The team also gave near simultaneous injections of CAR T cells and HIV-infected human cells to the spleens of mice with a “humanized” immune system. (Rodents cannot normally be infected with the AIDS virus.) When the group harvested spleens from the mice a week later, five of six mice had no detectable HIV DNA and their average viral levels had dropped 97.5%.

The group tested several other variations of CAR T cells in subsequent mouse studies to find the best combination of components. Its hope is that these CAR T cells could turn more people into elite controllers. Over time it might even cure them.

SEARCH AND DESTROY

KILLER T CELLS ENGINEERED TO HAVE TWO SURFACE RECEPTORS THAT RECOGNIZE DISTINCT PARTS OF GP120, HIV’S SURFACE PROTEIN, TARGET VIRUS-INFECTED CELLS FOR DESTRUCTION IN MULTIPLE WAYS, INCLUDING THE RELEASE OF PORE-FORMING PROTEINS AND ENZYMES.

GRAPHIC: C. BICKEL/SCIENCE

Immunovirologist Harris Goldstein of Albert Einstein, who conducted the mouse studies, says the duoCAR T cells promise to overcome a problem that hampered similar efforts in the past: The virus can easily change regions of its surface protein and dodge recognition by the engineered killer cells. By simultaneously binding to multiple regions on this protein, the dual receptor approach “makes it far more difficult for HIV to mutate around the binders,” Goldstein says.

In addition to putting genes for the CARs into the killer T cells—which are distinguished by the surface protein CD8—the researchers also modified CD4 T cells. CD4 cells, which regulate immune responses, are HIV’s favorite target, and their destruction is the hallmark of AIDS. The researchers found that the CD4 cells engineered to carry the CARs were highly resistant to HIV, probably because the CAR T binders disrupt the complicated infection process, in which HIV first connects to CD4 receptors and then attaches to a second receptor.

What works in a mouse or a test tube may not work in people, however, and CAR T cell treatment can be dangerous. “I’m not sure this is ready for patients without malignancies,” Kiem says. It requires toxic chemotherapy to kill some of a patient’s natural T cells to make “space” for the new ones to engraft. What’s more, in some cancer patients, CAR T cells have so supercharged the immune system that the treatment has destroyed organs.
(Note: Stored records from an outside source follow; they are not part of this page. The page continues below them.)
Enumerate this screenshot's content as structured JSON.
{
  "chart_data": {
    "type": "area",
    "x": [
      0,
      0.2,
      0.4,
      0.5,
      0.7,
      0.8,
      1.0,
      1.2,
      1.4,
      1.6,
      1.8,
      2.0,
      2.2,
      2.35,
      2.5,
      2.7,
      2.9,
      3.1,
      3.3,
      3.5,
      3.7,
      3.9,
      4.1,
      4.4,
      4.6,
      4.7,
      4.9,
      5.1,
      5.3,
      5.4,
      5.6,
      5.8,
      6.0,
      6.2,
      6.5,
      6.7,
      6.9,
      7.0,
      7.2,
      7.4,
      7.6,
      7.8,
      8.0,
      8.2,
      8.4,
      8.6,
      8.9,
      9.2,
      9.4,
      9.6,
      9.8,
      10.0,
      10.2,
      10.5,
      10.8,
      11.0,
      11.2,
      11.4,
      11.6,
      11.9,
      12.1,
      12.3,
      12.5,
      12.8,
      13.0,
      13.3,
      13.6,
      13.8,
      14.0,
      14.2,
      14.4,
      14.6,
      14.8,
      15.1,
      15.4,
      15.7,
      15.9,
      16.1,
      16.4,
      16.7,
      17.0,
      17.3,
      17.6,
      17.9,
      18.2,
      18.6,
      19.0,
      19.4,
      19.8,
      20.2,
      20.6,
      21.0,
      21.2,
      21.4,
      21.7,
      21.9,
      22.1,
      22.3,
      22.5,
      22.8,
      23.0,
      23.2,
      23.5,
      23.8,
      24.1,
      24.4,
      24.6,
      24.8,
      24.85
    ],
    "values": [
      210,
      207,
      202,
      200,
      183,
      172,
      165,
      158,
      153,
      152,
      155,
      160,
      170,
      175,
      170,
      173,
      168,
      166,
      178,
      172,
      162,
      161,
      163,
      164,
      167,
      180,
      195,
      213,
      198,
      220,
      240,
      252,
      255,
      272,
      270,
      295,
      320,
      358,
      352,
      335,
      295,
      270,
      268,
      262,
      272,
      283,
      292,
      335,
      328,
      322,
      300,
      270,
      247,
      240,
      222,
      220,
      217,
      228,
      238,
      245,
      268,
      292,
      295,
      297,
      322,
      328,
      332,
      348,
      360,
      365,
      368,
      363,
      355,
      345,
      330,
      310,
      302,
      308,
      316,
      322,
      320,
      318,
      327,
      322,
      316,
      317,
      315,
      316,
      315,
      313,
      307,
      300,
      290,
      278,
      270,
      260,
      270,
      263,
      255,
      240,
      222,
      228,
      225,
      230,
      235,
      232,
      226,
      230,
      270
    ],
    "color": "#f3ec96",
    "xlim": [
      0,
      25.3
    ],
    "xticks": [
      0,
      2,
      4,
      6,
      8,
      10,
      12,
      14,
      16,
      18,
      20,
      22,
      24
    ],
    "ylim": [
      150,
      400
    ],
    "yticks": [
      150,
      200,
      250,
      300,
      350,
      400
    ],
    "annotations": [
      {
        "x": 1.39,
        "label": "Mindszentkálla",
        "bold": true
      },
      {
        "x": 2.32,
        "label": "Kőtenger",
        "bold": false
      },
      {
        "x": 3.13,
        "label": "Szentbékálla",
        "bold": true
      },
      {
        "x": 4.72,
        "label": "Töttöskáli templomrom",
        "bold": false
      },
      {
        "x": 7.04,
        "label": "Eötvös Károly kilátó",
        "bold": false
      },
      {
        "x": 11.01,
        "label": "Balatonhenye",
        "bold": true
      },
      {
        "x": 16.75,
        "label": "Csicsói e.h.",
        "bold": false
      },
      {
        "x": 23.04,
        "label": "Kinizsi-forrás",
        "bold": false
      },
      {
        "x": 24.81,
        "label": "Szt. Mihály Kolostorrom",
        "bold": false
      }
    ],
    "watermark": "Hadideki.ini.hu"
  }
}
Deeks hopes to run a small study of the new CAR T cells in HIV-infected people next year, using a minimal chemotherapy treatment beforehand. The study will enroll people who are controlling their infections with antiretrovirals, have them stop taking the drugs and see whether the infused CAR T cells can keep HIV suppressed. “CAR T cells are making massive advances in cancer, so there’s a huge rationale to expanding their use in the HIV cure effort,” Deeks says.

He acknowledges that the risks of CAR T cells may be less acceptable to HIV-infected people doing well on antiretrovirals than to cancer patients who have few other options. The upside is that if it works, they may be able to stop taking antiretrovirals for prolonged periods or perhaps forever—and they can always return to the drugs if it fails. Deeks is confident he’ll find people willing to take the gamble, if only to further research into a promising idea and help others living with the virus.